With the Volvo XC90 arriving in 2015 – and making its official SA debut at the Volvo Ocean Race in Cape Town next week – we take a look at the much-anticipated SUV.
The Volvo XC90 has been around for 12 years now, which means that it’s had a lifespan almost twice as long as any other luxury SUV range. To say that the time had come for a replacement is an understatement, but good things come to those who wait.
After months of teasing and speculation, Volvo has finally released the first images and details of the all-new XC90, which will arrive in SA in August 2015. So we still have some waiting to do, but if Volvo’s snippets about the new car are to be believed, it will be worth waiting for.
But first we should look back at how Volvo developed the new version of the SUV that rewrote the rule book in terms of space, practicality and safety.
In the late 2000s, Volvo was flailing about a bit, but then Ford sold the Swedish company to Chinese manufacturer Geely. This turned out to be just what Volvo needed, because Geely had a lot of money to spend and no qualms about investing lavishly in Volvo. The result is the new XC90, which is the first vehicle to be designed completely under Geely ownership.
We won’t dwell too much on the exterior, but it’s safe to say that most people will agree that it’s a handsome car. It’s far removed from the one it replaces, but we like the fact that Volvo has managed to come up with a design that’s aggressive and elegant at the same time.
If anything, the interior is even more impressive. The most striking feature is the tablet located in the centre console. This touch-screen interface serves as the main operating console for the cabin’s features. As a result, the interior is almost devoid of buttons, giving the Volvo a modern, minimalist feel without skimping on what the average luxury SUV customer expects these days.
According to Volvo, this represents an entirely new way for drivers to control their cars. The tablet provides access to a range of internet-based products and services.
The quality of the interior seems impeccable. Volvo has made use of materials such as soft leather, wood and a few hand-crafted items, such as the gear lever, which is made of crystal glass from Orrefors, the Swedish glassmaker.
Fans of the previous model’s huge interior will be happy to learn that the new car is still a proper seven seater. Headroom and legroom have been improved all-round, while the third row offers comfortable seating for passengers up to 1,70m tall.
To ensure that passengers are entertained in transit, Volvo teamed up with Bowers and Wilkins to create a top-of-the-line sound system.
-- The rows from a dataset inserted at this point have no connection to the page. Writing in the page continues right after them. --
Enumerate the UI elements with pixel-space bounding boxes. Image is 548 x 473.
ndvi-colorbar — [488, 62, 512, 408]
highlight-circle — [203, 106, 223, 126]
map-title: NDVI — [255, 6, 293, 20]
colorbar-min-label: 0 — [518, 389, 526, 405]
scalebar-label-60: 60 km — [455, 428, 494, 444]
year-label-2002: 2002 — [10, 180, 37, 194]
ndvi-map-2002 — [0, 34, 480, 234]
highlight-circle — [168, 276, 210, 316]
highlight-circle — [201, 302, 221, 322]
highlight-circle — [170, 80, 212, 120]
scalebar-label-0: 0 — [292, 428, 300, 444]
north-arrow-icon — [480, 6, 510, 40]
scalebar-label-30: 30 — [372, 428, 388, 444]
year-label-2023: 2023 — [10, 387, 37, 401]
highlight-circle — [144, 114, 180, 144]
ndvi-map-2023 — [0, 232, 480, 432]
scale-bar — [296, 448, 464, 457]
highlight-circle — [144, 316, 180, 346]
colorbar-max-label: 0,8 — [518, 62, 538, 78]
It features a 1 400-Watt amplifier, 19 Bowers and Wilkens speakers and an air-ventilated subwoofer. This is integrated into the car body, which essentially turns the whole interior space into a giant subwoofer.
As Volvo is renowned for building the world’s safest cars, the XC90 is equipped with every conceivable safety gadget. It has even invented two new safety systems, which will make the XC90 the safest, most sophisticated SUV ever sold in SA.
The first is called “run-off road protection”. The vehicle detects when the driver is gradually veering off the road and tightens the safety belts in case the worst should happen.
The second safety system allows for automatic braking at intersections. If the driver should turn in front of an oncoming car, the XC90 will brake itself. This feature should be particularly handy in SA, where motorists tend to run the traffic lights long after they’ve turned red.
These safety systems join Volvo’s other City Safety automatic braking functions, which are standard equipment in the new XC90.
“The new technologies will take us a significant step closer to our vision that no one will be killed or seriously injured in a new Volvo car by 2020,” says Peter Mertens. senior vice president, research and development, of Volvo Car Group. “Our starting point on safety is the same today as it was when the company was created almost 90 years ago: real-life situations. We study data. We crunch numbers. We innovate. The result is one of the safest cars ever made.”
Not content with setting standards in safety, Volvo will also introduce a new line-up of 2,0-litre, four-cylinder Drive-E powertrains.
The top of the range XC90 T8 Twin Engine, which combines a two-litre, four-cylinder supercharged and turbocharged petrol engine with an electric motor, offers a currently unmatched combination of power (295kW) and clean operation (carbon dioxide emissions of about 60g/km). This model will be sold in SA.
The line-up includes the D5 twin turbo diesel engine providing approximately 165kW/470 Nm and fuel consumption of around 6l/100km, as well as the D4 turbo diesel engine that delivers around 140kW/400 Nm and fuel consumption of about 5l/100km.
The range offers two petrol engine options. The first is a T6 turbo engine with supercharger and turbo providing 235 kW and 400 Nm, and the second is a T5 that delivers about 187 kW and 350 Nm.
As is the norm these days, the XC90 will offer two major exterior styling themes. The Urban Luxury package combines a colour coordinated body kit with polished stainless steel details, front and rear skid plates, side scuff plates and 21-inch alloy wheels. The Rugged Luxury kit includes tech matte black exterior trim, stainless steel skid plates, running boards with illumination, integrated exhaust pipes and 22-inch alloy wheels.
The international launch is scheduled for March 2015 and the new models are due in SA next August.
Full range details and pricing will be announced closer to the launch date, but we expect the pricing to start at just under R800 000.